Nous n’avons pas eu à la soutenir ou non. C’est un amendement qui corrige une inégalité. Il était symboliquement nécessaire, mais je ne crois pas qu’il déplacera beaucoup de parts de marché entre le e-commerce et le commerce traditionnel.
La fusion en juillet de Penguin et Random House a donné naissance à un mastodonte en littérature générale. Hachette peut-il rester spectateur de cette concentration ?

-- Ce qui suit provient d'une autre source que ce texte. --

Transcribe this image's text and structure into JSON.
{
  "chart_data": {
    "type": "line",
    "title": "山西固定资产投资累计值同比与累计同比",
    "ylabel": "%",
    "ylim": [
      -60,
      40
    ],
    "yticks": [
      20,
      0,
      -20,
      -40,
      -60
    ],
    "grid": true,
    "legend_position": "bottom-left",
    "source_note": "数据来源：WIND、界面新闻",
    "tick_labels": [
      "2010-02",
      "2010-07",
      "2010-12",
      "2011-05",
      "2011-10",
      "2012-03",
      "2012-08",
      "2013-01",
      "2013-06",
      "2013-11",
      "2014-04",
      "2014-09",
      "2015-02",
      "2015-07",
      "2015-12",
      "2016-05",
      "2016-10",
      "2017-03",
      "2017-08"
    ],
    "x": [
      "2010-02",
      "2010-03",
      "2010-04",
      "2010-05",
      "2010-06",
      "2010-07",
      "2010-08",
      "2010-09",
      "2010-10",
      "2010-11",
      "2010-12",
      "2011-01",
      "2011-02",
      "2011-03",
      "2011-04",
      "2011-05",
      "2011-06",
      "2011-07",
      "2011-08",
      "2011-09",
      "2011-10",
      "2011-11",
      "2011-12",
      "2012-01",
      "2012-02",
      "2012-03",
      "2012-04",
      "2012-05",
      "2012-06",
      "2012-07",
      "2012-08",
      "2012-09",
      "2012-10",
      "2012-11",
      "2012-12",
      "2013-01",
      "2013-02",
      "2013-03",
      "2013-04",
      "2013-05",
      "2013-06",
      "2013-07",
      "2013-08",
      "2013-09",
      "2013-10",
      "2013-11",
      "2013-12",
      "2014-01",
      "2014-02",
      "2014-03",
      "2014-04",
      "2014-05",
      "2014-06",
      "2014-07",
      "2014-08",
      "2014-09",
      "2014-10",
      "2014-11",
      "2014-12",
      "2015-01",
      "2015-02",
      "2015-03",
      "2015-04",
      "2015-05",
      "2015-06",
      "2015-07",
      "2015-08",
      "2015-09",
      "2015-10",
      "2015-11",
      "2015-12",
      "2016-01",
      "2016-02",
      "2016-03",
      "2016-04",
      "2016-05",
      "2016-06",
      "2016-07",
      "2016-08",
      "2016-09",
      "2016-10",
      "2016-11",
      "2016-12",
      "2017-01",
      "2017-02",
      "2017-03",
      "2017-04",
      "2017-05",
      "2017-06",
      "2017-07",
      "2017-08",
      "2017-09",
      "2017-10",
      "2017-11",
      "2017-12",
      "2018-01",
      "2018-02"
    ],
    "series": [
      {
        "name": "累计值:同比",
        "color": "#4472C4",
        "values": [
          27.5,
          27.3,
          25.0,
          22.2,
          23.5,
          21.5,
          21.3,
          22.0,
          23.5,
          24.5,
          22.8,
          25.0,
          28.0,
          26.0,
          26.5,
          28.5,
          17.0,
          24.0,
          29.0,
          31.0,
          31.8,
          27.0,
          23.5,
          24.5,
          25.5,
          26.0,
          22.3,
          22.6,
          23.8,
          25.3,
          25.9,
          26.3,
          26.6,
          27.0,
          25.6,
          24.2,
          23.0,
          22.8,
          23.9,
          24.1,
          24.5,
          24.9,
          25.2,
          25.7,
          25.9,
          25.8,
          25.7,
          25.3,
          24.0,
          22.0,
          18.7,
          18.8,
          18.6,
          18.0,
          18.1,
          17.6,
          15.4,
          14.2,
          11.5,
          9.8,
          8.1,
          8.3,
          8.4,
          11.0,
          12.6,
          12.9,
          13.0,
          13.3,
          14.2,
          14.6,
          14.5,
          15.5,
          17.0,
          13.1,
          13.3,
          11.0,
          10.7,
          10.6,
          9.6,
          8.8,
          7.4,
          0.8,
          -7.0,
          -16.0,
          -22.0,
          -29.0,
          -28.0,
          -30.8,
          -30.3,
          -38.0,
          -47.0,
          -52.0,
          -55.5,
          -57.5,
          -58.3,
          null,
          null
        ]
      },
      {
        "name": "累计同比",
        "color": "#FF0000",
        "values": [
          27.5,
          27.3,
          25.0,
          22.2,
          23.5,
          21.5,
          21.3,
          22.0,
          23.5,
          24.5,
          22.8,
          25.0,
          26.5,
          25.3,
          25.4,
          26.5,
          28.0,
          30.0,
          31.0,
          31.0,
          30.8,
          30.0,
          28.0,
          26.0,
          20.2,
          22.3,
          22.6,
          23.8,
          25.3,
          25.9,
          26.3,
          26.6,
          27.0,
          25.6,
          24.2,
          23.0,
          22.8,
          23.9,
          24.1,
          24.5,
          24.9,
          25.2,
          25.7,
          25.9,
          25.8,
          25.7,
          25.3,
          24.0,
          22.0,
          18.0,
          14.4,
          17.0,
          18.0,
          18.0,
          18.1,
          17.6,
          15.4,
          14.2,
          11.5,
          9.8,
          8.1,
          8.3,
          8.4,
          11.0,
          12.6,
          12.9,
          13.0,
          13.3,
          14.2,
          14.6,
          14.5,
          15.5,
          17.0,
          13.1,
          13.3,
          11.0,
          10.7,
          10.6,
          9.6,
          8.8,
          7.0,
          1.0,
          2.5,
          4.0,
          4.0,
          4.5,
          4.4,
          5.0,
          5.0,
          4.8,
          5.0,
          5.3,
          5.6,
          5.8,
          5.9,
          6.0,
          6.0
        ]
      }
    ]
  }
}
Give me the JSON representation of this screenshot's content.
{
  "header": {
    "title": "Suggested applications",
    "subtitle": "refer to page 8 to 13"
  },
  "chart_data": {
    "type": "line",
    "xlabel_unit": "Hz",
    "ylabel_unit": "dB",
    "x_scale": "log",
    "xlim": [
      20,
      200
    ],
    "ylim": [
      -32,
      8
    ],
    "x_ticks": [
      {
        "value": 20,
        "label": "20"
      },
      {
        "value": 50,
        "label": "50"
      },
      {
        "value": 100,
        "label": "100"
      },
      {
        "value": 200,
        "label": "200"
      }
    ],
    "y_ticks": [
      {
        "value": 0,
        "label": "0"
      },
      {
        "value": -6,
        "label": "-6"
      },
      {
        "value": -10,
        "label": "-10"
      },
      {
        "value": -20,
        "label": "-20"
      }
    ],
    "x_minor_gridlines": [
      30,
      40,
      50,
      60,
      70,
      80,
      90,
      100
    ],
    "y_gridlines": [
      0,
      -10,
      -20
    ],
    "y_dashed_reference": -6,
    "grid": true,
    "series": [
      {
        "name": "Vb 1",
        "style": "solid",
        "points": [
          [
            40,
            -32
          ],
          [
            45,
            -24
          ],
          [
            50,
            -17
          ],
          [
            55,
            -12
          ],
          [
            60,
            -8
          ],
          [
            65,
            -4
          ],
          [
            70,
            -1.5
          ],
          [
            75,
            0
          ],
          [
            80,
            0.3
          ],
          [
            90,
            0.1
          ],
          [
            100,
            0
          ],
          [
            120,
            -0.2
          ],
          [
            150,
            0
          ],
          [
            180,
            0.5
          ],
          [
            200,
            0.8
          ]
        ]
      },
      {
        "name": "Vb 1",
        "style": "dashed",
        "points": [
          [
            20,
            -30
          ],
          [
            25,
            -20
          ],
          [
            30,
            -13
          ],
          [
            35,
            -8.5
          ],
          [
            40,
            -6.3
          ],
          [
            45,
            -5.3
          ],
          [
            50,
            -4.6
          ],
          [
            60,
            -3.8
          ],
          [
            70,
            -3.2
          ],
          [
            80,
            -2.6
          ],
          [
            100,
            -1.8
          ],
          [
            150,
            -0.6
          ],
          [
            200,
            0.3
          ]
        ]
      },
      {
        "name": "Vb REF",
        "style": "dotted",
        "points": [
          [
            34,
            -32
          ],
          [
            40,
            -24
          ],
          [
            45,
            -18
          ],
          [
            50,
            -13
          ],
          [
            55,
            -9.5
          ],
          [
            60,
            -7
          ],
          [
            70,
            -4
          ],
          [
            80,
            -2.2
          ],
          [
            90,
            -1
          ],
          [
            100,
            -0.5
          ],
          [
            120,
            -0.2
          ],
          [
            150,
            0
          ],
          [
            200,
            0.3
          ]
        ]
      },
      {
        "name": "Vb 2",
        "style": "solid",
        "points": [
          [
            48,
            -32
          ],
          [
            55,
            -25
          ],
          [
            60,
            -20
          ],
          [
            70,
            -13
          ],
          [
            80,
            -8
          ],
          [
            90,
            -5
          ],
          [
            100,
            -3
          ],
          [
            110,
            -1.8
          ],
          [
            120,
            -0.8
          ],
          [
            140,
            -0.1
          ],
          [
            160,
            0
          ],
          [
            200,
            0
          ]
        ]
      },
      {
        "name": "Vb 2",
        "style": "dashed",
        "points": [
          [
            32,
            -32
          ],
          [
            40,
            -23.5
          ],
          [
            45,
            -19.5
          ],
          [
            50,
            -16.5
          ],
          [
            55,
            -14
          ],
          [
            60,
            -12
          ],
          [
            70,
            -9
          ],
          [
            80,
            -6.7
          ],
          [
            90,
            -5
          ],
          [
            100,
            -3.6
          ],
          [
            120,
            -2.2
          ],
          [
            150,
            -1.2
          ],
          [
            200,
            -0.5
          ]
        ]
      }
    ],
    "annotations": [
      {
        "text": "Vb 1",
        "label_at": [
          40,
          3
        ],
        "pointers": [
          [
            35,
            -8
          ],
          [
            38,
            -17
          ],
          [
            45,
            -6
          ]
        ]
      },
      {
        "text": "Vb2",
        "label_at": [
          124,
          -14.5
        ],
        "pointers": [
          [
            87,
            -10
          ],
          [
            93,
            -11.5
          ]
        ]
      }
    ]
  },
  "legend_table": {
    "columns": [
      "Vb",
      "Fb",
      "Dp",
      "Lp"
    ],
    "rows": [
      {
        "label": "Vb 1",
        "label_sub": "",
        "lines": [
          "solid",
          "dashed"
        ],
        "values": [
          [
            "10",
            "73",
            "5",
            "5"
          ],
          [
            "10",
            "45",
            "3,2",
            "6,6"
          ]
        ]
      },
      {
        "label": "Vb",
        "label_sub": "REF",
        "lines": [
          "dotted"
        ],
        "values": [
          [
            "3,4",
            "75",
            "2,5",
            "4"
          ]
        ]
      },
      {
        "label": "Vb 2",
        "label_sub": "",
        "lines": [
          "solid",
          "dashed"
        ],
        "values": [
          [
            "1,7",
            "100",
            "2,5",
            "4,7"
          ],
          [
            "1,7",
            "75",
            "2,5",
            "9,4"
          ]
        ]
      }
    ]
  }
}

Hachette Livre a été l’agent de concentration dans l’édition mondiale entre 2003 et 2012 : c’est déjà pas mal ! Il faut se réjouir qu’une entreprise française, qui plus est dans le domaine de la culture, ait planté son drapeau à New York, Londres ou Madrid. Pour l’industrie du livre en France, avoir Hachette Livre à ce niveau permet de peser dans les négociations sur les modèles économiques et juridiques à Bruxelles comme aux Etats-Unis. Notre expansion internationale dans le numérique est aussi utile à l’édition française. Cela dit, il serait bon que nous reprenions le chemin de la croissance externe dans les cinq ans qui viennent, même si l’avenir de l’édition ne se résume pas aux grands groupes. Au demeurant, il y a d’autres modèles, avec notamment des maisons familiales. Chaque année dans le monde, de très grands livres sont publiés par de petits éditeurs. Mais je pense que nous, nous réussissons assez bien à regrouper des maisons autonomes. Pour éditer J. K. Rowling ou Malala, il vaut mieux avoir une dimension internationale. Nous avons la chance d’être les deux : petits et grands.
(1) Voir « Markus Dohle : Big is bad », LH 970, du 18.10.2013, p. 23.